As orelhas de Ayla ficaram quentes. Ela o empurrou de leve.
— Anda logo, Sr. Daniel.
O trajeto de mais de quarenta minutos passou num piscar de olhos.
No caminho, Ayla tomou a iniciativa de abraçar Daniel. Começou a não querer se separar. Era só uma semana, apenas uma semana, mas a sensação era de encarar uma despedida longa demais.
Ela enterrou o rosto no pescoço dele, aspirando com avidez o aroma fresco e limpo que lhe era tão familiar.
— Daniel — disse ela, com a voz abafada. — Vou sentir sua falta.

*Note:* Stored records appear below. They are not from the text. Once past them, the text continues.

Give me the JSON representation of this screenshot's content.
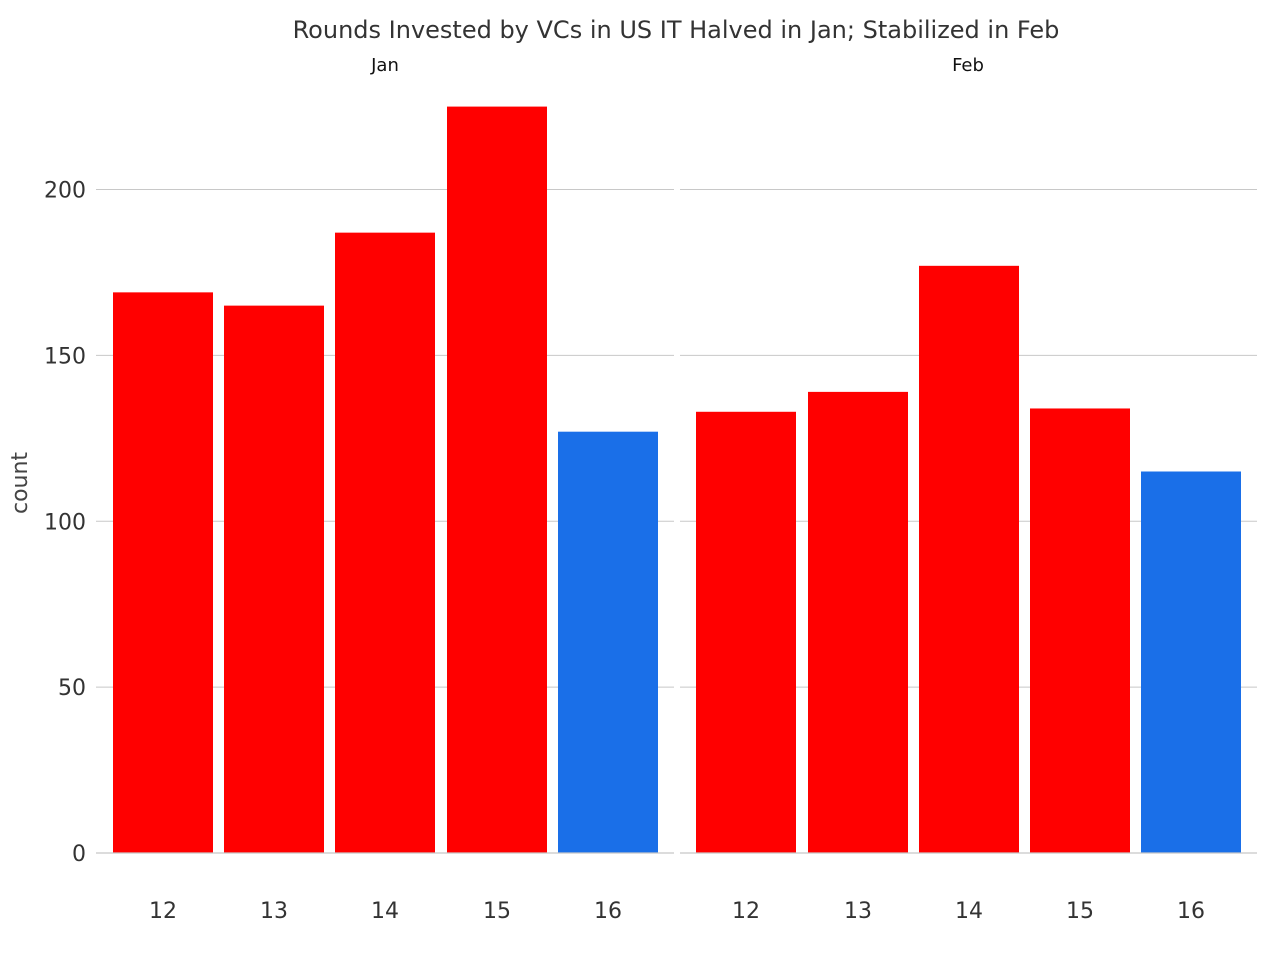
{
  "chart_data": {
    "type": "bar",
    "title": "Rounds Invested by VCs in US IT Halved in Jan; Stabilized in Feb",
    "ylabel": "count",
    "xlabel": "",
    "ylim": [
      0,
      230
    ],
    "yticks": [
      0,
      50,
      100,
      150,
      200
    ],
    "grid": true,
    "categories": [
      "12",
      "13",
      "14",
      "15",
      "16"
    ],
    "panels": [
      {
        "label": "Jan",
        "values": [
          169,
          165,
          187,
          225,
          127
        ],
        "colors": [
          "#ff0000",
          "#ff0000",
          "#ff0000",
          "#ff0000",
          "#1a6fe8"
        ]
      },
      {
        "label": "Feb",
        "values": [
          133,
          139,
          177,
          134,
          115
        ],
        "colors": [
          "#ff0000",
          "#ff0000",
          "#ff0000",
          "#ff0000",
          "#1a6fe8"
        ]
      }
    ]
  }
}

— Então eu não vou mais. — Daniel apertou os braços ao redor dela, puxando-a ainda mais para perto, o queixo roçando de leve no topo de sua cabeça.
Ao ouvir isso, um brilho atravessou os olhos de Ayla.
Mas ela sabia que ele não estava brincando. Ele realmente poderia mandar o motorista dar meia-volta.
— Não. O trabalho é importante.
O compromisso que o tirava por uma semana não era algo simples. Ela não podia ser egoísta.
— No pior dos casos, eu largo o cargo de presidente do Grupo Cardoso e você me sustenta. — Daniel provocou, embora o tom continuasse sério.
Mesmo sabendo que ele estava brincando, Ayla olhou imediatamente nos olhos dele, com toda a seriedade.
— Também pode ser.
Daniel soltou uma risada baixa, a voz grave carregada de uma ternura difícil de perceber.
— Ayla, eu também vou sentir muito a sua falta.
O carro ficou em silêncio. Apenas a respiração entrelaçada dos dois preenchia o espaço.
Ayla se aproximou do queixo de Daniel e, quase sem perceber, tocou nos lábios frios dele.
O beijo foi suave, lento, com leves mordidas de vai e vem, profundamente provocante e impossível de satisfazer por completo, carregando uma saudade que ainda não podia se libertar.
Enzo, no banco da frente, viu a cena pelo retrovisor e tratou de cobrir os próprios olhos.